# Compare methods notebook

In [1]:
import glob
import os
import pickle
import numpy as np
import pandas as pd
import seaborn as sns
from sys import getsizeof
from objsize import get_deep_size
import matplotlib.pyplot as plt
from modelproblem import ModelProblem
from result_classes import Result,MethodResults

In [3]:
prob_name = "Calcium_Oscillate"
methods = ["smc", "pmc", "ptmcmc"]

mod_prob = ModelProblem(prob_name)
mod_prob.initialize()

grouped_results = [MethodResults(x) for x in methods]

for method, group_obj in zip(methods, grouped_results):
	result_dir = f"results/{prob_name}/{method}/"
	fnames = glob.glob(result_dir + "*.pkl")
	for fname in fnames:
		with open(fname, "rb") as f:
			results = pickle.load(f)
			print(f"{fname}:\t{os.path.getsize(fname)}\t{get_deep_size(results)}")
		result_obj = Result(results)
		group_obj.add_result(result_obj)
		break
print(type(mod_prob.problem))		

results/Calcium_Oscillate/smc/Calcium_Oscillate_smc_0seed.pkl:	14155424	2846
results/Calcium_Oscillate/pmc/Calcium_Oscillate_pmc_0seed.pkl:	12475136	2818
results/Calcium_Oscillate/ptmcmc/Calcium_Oscillate_ptmcmc_0seed.pkl:	954029554	2169
<class 'pypesto.problem.base.Problem'>


## Calculate the percentage of runs that converged in PT-MCMC

In [None]:
try:
	ptmcmc_idx = methods.index("ptmcmc")
	ptmcmc_group = grouped_results[ptmcmc_idx]
	n_runs = len(ptmcmc_group.all_runs)
	n_converged = 0
	for i in range(n_runs):
		if ptmcmc_group.all_runs[i].converged:
			n_converged+=1
	print(f"{n_converged:d} of {n_runs:d} runs have converged\nConvergence percentage: {n_converged/n_runs:.2f}")
except ValueError:
	pass

## Plot the distribution of ALL likelihoods from ALL runs

In [None]:
plt.figure(dpi=300)
llhs = np.array([x.get_llhs().flatten() for x in grouped_results], dtype=object)
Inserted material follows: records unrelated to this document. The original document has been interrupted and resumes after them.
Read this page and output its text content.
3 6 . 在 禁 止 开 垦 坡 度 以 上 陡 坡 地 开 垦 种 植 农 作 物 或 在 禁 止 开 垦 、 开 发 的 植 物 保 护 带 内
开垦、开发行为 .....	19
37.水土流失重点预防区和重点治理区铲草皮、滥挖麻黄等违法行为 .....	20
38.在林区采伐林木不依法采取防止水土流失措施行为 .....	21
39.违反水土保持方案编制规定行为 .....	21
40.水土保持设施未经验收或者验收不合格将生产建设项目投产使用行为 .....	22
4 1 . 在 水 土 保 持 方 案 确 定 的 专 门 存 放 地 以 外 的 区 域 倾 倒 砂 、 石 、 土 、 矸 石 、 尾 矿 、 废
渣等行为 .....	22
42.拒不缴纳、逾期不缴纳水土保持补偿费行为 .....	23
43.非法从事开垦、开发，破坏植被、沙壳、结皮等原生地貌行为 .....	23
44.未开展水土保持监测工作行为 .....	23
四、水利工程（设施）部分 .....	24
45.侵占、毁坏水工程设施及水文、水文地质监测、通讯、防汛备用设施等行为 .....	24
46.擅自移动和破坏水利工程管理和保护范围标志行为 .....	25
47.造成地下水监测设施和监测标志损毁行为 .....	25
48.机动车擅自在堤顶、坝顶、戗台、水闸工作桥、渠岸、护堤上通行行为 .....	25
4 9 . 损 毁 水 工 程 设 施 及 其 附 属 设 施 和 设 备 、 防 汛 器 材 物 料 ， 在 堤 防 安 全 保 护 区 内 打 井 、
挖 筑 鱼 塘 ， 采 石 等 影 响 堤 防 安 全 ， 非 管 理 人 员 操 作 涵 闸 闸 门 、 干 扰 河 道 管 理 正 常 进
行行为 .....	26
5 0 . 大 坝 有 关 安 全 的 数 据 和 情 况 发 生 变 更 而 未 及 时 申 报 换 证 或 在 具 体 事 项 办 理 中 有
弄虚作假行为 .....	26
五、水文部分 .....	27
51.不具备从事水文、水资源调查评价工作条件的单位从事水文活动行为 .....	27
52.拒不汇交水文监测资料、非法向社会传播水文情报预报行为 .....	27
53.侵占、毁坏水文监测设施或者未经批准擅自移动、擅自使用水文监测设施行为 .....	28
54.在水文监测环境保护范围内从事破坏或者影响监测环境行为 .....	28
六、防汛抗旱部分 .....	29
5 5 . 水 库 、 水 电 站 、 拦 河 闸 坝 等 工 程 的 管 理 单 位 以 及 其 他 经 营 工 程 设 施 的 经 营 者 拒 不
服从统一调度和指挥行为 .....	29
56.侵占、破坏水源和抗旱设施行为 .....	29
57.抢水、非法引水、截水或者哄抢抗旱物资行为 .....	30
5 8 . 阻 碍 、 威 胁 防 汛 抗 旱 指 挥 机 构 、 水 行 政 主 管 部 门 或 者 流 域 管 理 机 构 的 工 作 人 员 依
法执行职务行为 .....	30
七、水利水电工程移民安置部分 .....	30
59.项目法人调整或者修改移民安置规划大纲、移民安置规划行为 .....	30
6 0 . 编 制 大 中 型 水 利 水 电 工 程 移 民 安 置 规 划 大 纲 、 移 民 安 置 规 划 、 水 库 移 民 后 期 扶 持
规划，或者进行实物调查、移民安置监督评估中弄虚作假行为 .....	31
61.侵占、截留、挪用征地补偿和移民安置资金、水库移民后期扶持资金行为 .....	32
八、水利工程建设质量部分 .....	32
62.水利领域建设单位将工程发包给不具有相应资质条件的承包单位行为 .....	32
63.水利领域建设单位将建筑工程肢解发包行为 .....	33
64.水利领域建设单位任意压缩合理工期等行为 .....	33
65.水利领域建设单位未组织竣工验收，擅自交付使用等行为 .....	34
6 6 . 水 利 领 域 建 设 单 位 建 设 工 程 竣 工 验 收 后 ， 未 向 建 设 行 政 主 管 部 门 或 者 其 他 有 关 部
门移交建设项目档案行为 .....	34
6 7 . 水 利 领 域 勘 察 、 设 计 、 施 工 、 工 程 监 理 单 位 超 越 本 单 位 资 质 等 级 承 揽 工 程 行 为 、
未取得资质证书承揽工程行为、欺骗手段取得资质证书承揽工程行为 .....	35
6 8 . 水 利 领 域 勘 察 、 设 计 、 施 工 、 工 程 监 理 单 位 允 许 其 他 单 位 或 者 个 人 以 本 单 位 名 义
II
#llhs[llhs<-20000] = -7500
llh_df = pd.DataFrame()
#plt.boxplot(x=range(1,len(methods)+1), llhs, showfliers=False)
for llh_arr, method in zip(llhs, methods):
	llh_df[method] = llh_arr

sns.boxplot(llh_df, showfliers=False)
plt.xlabel("Method"); plt.ylabel("log likelihood");

In [None]:
plt.figure(dpi=300)
calls = np.array([x.get_fun_calls() for x in grouped_results])
call_df = pd.DataFrame(columns=methods, data=calls.T)
sns.violinplot(call_df)
plt.xticks(range(len(methods)), [x.abbr for x in grouped_results])
plt.xlabel("Method"); plt.ylabel("# of Objective Function Calls");
print(f"MAX NUM FUNC CALLS: {np.max(calls)}")

In [None]:
from objsize import get_deep_size
bytes = 0
pmc_bytes=0
pmc_res = grouped_results[1].all_runs[7]
ptmcmc_res = grouped_results[2].all_runs[7]
for key in ptmcmc_res.__dict__.keys():
	pmc_val = pmc_res.__dict__[key]
	ptmcmc_val = ptmcmc_res.__dict__[key]
	a = get_deep_size(pmc_val)
	s = get_deep_size(ptmcmc_val)

	print(f"{key}:\tPMC->{a}\tPTMCMC->{s}")

	if isinstance(pmc_val, dict):
		for keydos in pmc_val.keys():
			b = get_deep_size(pmc_val[keydos])
			print(f"\t\t{keydos}:\tPMC->{b}")
	if isinstance(ptmcmc_val, dict):
		for keydos in ptmcmc_val.keys():
			c = get_deep_size(ptmcmc_val[keydos])
			print(f"\t\t{keydos}:\tPTMCMC->{c}")        
	if isinstance(pmc_val, list) or isinstance(pmc_val, np.ndarray):
		print("\t\t PMC:", pmc_val.dtype)
	if isinstance(ptmcmc_val, list) or isinstance(ptmcmc_val, np.ndarray):
		print("\t\t PTMCMC:", ptmcmc_val.dtype)
	pmc_bytes+=a
	bytes+=s
print(f"TOTAL: {pmc_bytes} {bytes}")

In [None]:
llh_threshold = -100000
grouped_results[1].get_convergence_times(llh_threshold)

In [None]:
llh_threshold = -2000
plt.figure(dpi=300)
#grouped_results[0].get_convergence_times(llh_threshold)
conv = np.array([x.get_convergence_times(llh_threshold) for x in grouped_results])
conv_df = pd.DataFrame(columns=methods, data=conv.T)

sns.swarmplot(conv_df)
plt.xticks(range(len(methods)), [x.abbr for x in grouped_results])
plt.xlabel("Method"); 
plt.ylabel(f"# Function Evaluations until Convergence");